Tennessee lawmakers are wrestling with a proposal that could dramatically cut the number of cases each Department of Children’s Services caseworker handles. House Bill 1939 would cap initial assessment workloads at 12 active cases per worker and require DCS to close active cases within 12 months. Fans of the bill say those tighter limits could sharpen investigations and speed up family reunifications, while critics are eyeing the price tag and the hiring spree it would take to pull off.
What the bill would do
Filed by Rep. Gloria Johnson in January, HB1939 would swap the current “monthly average” caseload standard for hard caps. Caseworkers handling initial assessments could carry no more than 12 active cases involving up to 12 families, and staff assigned to ongoing services could monitor no more than 20 children, according to the Tennessee General Assembly. The bill also orders that cases be resolved within 12 months and requires a status review hearing if DCS misses that one-year mark.
Costs and staffing impact
The bill’s fiscal note pegs the cost at roughly $16.1 million in state spending in FY26-27 and estimates about 269 new positions statewide, including around 215 additional case managers, according to the Fiscal Review Committee. The projection assumes a mix of DCS state funds, TennCare money, and federal Title IV-E reimbursements to pay salaries and other operating costs.
Where the measure stands
HB1939 has already cleared a House children-and-family subcommittee and moved to the House Judiciary Committee, but that panel put the brakes on it this month and deferred action, as reported by WSMV. The same report notes that the bill’s Senate companion stalled out earlier in March and did not make it through the Senate Judiciary Committee.
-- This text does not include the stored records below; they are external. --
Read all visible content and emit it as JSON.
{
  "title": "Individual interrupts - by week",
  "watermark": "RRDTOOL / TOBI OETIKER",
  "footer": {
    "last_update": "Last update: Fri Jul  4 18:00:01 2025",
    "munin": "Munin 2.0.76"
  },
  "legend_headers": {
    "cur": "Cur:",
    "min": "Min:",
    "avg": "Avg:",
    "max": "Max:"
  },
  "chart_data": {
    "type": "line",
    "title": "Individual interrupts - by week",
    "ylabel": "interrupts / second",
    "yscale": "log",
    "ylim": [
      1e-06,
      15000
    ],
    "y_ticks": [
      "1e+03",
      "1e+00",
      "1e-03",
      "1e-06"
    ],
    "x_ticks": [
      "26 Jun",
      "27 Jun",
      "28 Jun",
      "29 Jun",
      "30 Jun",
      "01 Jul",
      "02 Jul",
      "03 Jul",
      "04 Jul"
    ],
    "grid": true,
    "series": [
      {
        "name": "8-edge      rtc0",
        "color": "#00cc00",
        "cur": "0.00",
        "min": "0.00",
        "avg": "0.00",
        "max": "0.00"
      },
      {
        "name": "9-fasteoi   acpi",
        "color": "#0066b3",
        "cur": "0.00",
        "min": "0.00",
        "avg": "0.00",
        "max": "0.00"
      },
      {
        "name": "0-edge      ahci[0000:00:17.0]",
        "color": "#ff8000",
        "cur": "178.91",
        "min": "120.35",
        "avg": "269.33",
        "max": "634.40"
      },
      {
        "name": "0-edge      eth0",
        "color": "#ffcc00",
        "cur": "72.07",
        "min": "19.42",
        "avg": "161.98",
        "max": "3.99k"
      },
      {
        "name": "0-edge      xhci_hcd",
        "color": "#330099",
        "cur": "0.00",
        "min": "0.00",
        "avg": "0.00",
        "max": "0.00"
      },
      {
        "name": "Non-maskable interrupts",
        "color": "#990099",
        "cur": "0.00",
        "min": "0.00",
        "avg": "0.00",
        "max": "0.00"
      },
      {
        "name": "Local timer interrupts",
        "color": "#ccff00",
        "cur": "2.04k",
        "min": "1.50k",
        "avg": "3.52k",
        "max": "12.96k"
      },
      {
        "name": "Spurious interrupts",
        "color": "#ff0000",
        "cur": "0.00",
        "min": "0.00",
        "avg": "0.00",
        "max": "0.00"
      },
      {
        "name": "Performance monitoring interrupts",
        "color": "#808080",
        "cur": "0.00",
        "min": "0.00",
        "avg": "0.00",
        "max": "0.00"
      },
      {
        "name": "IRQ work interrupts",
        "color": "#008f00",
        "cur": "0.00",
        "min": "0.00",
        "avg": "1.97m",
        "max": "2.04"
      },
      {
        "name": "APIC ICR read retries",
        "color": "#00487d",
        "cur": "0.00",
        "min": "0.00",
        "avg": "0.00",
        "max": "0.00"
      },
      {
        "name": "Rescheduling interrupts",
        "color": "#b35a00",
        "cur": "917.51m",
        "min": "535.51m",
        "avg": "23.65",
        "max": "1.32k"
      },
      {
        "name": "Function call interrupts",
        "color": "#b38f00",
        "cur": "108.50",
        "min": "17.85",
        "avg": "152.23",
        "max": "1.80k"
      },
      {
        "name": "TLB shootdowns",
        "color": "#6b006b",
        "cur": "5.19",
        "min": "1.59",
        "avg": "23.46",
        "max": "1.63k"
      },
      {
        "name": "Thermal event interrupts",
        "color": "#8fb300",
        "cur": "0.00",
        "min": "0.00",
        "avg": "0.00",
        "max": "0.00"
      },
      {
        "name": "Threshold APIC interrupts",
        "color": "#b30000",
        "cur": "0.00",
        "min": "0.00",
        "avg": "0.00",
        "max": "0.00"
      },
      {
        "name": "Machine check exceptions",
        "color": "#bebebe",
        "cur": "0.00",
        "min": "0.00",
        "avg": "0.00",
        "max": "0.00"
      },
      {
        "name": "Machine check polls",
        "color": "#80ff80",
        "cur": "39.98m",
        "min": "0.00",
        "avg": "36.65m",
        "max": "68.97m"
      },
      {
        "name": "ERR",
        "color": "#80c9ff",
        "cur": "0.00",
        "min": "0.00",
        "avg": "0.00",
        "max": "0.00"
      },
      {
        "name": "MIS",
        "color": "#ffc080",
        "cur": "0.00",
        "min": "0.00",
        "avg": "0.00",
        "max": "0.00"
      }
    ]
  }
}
Why advocates support smaller caseloads
Child welfare advocates and many frontline caseworkers have long argued that lower caseloads mean better results for kids. National guidance from the Child Welfare League of America has for years pointed to recommended limits in the 12 to 15 range for investigative work, according to CWLA. Supporters of HB1939 say hitting those kinds of numbers would give workers enough time for meaningful home visits, thorough court reports, and more deliberate case planning instead of constant crisis mode.
Concerns and tradeoffs
Opponents counter that capping caseloads at 12 will not come cheap. Meeting that limit would require a substantial hiring surge and recurring state funding, and the fiscal note’s staffing breakdown shows DCS would need about 215 more case managers plus dozens of supervisors and coordinators to make the math work, according to the Fiscal Review Committee. Lawmakers and budget staff also warn that recruiting and keeping that many qualified caseworkers will be crucial to whether the caps are realistic or just look good on paper.
Legal implications
HB1939 would amend TCA §37-5-132 and build more court oversight into DCS timelines. The bill “requires the department to resolve each active case within twelve (12) months” and instructs juvenile courts to hold status review hearings and issue “specific and clear instructions” if a case is still open after that point, according to the Tennessee General Assembly. In practice, that would formalize a one-year deadline and give judges a sharper tool to push the department when cases drag on.
Next steps
The House Judiciary Committee had HB1939 on its calendar for review this week. What that committee decides will determine whether the proposal moves on to the full House, WSMV reports. If lawmakers ultimately sign off, the bill is scheduled to take effect July 1, 2026.